A Lack of Dollar Volatility in 2023 So Far

November 28, 2023

With only a month left in 2023, this year ranks comparatively low in net dollar movement against other highly traded currencies. The range against the euro from a high of $1.0506 in October from a low $1.1243 in July constitutes a trading range spread of just 7.0%, and the current rate of $1.0993 is a mere 1.1% above the range midpoint. Likewise, the 8.7% range width from a low against sterling last July to $1.2079 high last month was also less than 10%, and the dollar is current a mere 0.7% above its range midpoint. In the Swiss franc’s case, the high-low range width has been 10.5%, and the dollar is currently 2.5% stronger than the range mid-point.

Among other major currencies, the weakest this year has been the Japanese yen. At the yen’s strongest point in January, a dollar exchanged for 127.9 yen, but this month saw the dollar peak at 151.7 yen. That’s an 18.6% high-low range width, and the dollar is 5.5% above the range midpoint currently. Like the Swiss franc, the yen is especially vulnerable to currency markets that are influenced largely by higher interest rates and monetary policies that are tightening. Both Japan and Switzerland have relatively low interest rate levels.

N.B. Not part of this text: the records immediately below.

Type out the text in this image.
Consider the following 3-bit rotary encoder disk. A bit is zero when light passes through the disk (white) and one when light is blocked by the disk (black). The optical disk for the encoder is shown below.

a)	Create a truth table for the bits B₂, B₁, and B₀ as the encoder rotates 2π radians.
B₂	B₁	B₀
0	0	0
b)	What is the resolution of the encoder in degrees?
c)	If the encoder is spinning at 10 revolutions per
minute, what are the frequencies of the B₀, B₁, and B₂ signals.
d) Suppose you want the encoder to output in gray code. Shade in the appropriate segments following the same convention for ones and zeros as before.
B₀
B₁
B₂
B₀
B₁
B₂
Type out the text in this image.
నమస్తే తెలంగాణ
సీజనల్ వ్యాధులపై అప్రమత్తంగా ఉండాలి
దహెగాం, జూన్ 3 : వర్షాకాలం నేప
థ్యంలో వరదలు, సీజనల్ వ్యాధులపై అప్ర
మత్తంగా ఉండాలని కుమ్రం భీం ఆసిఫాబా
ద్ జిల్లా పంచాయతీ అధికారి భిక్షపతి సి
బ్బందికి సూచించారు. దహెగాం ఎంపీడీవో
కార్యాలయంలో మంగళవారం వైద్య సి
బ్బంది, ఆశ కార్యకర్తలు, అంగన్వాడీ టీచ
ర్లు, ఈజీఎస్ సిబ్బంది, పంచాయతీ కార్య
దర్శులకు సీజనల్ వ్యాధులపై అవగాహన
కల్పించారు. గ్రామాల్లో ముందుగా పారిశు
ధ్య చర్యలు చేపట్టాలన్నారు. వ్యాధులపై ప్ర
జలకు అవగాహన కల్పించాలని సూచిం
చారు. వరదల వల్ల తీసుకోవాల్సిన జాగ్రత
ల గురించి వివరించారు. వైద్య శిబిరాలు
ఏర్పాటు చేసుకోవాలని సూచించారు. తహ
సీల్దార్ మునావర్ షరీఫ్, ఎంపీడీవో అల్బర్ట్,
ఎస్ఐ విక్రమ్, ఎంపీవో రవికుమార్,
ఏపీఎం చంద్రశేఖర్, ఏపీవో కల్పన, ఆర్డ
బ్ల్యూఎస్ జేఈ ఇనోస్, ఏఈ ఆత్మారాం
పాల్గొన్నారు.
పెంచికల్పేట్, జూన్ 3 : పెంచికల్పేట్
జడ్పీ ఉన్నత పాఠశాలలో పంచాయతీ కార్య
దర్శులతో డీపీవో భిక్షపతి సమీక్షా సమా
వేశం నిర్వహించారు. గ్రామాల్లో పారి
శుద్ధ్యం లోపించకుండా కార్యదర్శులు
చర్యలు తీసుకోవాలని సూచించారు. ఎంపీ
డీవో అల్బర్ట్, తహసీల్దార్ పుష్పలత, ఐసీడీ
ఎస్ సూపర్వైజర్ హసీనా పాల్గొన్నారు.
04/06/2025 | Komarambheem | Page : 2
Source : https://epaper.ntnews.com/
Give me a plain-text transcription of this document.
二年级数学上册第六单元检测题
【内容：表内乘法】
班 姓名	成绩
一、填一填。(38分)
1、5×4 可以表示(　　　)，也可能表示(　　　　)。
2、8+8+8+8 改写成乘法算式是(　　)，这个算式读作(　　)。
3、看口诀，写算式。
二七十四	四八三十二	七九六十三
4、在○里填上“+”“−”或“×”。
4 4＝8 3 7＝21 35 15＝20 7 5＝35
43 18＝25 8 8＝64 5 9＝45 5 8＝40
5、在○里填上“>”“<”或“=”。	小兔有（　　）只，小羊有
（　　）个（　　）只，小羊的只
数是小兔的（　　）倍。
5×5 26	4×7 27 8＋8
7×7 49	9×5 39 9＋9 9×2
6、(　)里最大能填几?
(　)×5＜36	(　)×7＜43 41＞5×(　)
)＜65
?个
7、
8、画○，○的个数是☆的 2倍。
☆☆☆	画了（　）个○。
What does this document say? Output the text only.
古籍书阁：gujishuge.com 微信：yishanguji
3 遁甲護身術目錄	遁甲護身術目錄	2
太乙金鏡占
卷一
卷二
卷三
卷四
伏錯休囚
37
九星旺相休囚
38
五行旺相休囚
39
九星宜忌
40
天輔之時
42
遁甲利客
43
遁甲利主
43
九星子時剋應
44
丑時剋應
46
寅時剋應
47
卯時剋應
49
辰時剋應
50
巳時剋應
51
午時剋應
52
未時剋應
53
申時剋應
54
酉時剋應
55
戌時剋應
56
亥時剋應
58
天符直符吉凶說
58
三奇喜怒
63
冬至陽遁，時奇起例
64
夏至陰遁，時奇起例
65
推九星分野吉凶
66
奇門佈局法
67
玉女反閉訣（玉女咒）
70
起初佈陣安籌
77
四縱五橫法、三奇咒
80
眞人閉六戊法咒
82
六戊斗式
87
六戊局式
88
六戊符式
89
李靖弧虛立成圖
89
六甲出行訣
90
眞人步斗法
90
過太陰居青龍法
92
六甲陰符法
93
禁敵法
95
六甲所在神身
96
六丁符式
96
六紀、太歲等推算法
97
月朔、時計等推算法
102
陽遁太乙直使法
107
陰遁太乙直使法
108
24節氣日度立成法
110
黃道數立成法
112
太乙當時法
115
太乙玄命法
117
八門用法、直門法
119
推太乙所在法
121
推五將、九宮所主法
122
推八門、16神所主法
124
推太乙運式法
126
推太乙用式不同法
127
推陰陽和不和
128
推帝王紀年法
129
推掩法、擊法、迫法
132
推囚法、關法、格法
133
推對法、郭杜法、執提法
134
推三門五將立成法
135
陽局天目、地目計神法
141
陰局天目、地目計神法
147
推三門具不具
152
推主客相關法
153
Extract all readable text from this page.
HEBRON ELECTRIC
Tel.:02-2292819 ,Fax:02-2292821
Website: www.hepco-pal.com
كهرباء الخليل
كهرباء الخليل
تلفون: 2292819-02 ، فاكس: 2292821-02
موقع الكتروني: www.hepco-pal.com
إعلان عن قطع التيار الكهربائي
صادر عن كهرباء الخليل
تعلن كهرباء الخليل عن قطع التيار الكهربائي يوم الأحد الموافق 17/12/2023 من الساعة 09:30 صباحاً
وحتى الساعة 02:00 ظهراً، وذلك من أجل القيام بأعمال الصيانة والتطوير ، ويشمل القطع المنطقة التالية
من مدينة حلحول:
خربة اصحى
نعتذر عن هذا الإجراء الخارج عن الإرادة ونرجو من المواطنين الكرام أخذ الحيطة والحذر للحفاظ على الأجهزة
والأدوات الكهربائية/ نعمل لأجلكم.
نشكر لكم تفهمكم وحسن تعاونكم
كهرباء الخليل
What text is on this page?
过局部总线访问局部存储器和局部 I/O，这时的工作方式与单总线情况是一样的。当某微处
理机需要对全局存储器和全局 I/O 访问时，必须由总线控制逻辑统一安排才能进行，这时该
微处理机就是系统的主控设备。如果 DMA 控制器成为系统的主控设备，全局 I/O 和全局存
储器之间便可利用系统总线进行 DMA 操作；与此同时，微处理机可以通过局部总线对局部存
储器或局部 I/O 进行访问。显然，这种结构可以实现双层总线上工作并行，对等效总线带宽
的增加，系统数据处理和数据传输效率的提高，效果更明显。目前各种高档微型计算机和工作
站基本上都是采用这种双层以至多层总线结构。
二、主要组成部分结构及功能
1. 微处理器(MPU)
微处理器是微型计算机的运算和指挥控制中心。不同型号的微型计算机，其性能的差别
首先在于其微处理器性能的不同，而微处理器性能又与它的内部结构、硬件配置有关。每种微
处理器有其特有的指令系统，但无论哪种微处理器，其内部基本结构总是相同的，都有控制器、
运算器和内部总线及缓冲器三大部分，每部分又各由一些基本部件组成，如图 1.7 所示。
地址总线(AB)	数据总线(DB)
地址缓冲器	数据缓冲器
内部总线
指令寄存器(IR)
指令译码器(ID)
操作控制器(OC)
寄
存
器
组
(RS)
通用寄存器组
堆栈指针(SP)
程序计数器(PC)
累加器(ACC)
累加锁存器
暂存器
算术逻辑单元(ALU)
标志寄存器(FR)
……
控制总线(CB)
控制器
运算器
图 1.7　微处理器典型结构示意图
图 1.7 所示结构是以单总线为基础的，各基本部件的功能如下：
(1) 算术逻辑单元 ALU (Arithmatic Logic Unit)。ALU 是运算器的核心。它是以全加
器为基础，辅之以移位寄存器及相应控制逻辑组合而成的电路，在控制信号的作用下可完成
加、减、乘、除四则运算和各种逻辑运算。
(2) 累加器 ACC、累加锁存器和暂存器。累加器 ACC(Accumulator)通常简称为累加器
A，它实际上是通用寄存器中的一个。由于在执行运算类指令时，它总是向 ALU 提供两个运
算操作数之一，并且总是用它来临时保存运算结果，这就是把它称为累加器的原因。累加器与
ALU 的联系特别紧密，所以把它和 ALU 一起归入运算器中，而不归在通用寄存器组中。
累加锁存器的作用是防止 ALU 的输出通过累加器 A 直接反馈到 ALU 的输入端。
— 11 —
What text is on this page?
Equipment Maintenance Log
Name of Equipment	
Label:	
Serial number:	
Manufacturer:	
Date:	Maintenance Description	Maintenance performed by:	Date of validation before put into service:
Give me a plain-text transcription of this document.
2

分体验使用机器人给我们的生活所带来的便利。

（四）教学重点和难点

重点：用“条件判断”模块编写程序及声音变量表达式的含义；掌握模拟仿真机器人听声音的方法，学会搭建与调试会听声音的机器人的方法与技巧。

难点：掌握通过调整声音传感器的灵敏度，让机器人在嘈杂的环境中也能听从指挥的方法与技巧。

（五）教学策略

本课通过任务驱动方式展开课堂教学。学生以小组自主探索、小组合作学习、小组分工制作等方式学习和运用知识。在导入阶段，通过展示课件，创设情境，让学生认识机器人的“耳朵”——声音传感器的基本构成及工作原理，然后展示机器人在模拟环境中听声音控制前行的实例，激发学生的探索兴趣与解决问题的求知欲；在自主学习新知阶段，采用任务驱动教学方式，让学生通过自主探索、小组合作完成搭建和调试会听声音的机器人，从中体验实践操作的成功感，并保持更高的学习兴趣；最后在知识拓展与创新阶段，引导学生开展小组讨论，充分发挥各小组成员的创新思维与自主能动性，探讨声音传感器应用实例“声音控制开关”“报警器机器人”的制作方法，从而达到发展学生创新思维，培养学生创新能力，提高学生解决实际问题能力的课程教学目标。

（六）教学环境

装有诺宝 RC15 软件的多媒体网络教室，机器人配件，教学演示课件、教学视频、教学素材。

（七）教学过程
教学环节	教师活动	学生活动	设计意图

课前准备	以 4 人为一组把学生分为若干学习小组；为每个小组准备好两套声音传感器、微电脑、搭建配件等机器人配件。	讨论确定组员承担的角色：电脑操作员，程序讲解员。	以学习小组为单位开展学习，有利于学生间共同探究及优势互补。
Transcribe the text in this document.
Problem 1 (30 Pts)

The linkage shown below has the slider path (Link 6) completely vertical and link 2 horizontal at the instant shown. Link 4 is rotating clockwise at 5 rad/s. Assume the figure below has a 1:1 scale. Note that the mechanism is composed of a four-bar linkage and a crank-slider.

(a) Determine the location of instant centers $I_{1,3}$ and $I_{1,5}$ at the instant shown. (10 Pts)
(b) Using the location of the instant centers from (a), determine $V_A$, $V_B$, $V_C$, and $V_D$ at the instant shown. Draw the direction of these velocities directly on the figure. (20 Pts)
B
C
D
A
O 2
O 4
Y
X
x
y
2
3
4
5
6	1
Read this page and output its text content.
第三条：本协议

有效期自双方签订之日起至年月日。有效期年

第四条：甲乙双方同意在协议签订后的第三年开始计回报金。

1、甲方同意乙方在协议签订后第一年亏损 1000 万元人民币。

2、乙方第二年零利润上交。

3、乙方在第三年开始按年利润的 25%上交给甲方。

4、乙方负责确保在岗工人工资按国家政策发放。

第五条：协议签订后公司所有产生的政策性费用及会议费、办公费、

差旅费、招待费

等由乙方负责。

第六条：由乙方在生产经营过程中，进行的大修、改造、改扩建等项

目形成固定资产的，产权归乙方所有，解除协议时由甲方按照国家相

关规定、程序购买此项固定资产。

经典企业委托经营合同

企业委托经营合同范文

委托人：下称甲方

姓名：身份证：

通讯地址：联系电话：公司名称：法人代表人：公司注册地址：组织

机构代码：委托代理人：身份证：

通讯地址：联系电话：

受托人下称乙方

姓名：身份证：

As 2023 turns into the home stretch, the dollars outlook, if not for 2024 exactly but rather for what is to follow appears unusually bipolar. Such hinges on the U.S. election just 11 months away. Former President Trump has a solid lead to be the Republican presidential nominee and, if so, more than an even chance to do what only one person beforehand has accomplished, serving multiple non-consecutive terms. That feat is not why the election looms as the pivotal event of the twentieth century. What does matter is that Trump is seeking a second term with one paramount objective, retribution. Everything that America has stood for since the signing of the Declaration of Independence would be in peril. Since the end of the Second World War, the dollar has been the unchallenged linchpin of the international monetary system, a role that stems from America’s military and economic strength, but even more so from intangibles like the checks and balances built into the constitution, the rule of law, political stability, natural resources, and critical geographical protections that other countries do not have. Trump’s plans would throw much of that away in favor to the autocratic systems favored by China, Russia, Hungary, Iran, and Poland. Perhaps not immediately after such a Rubicon is crossed, the dollar would no longer be trusted in its current hegemony among currencies that, say, the yuan, rouble, forint, rial, or zloty.

2024 offers Trump the last reasonable opportunity to recapture the U.S. presidency, and the dollar would most likely continue to be the favored reserve currency for decades to come if that quest falls short. And since next year’s U.S. election offers a choice of vastly different scenarios for the rest of U.S. history, it would not be surprising to see the dollar remain in the choppy but trendless pattern next year that has characterized 2023. Scope for depreciation will be limited by the Fed’s determination not to cut interest rates by much, if at all. Scope for appreciation will be countered by the mother of political uncertainties, not just for the United States but rather for the entire world.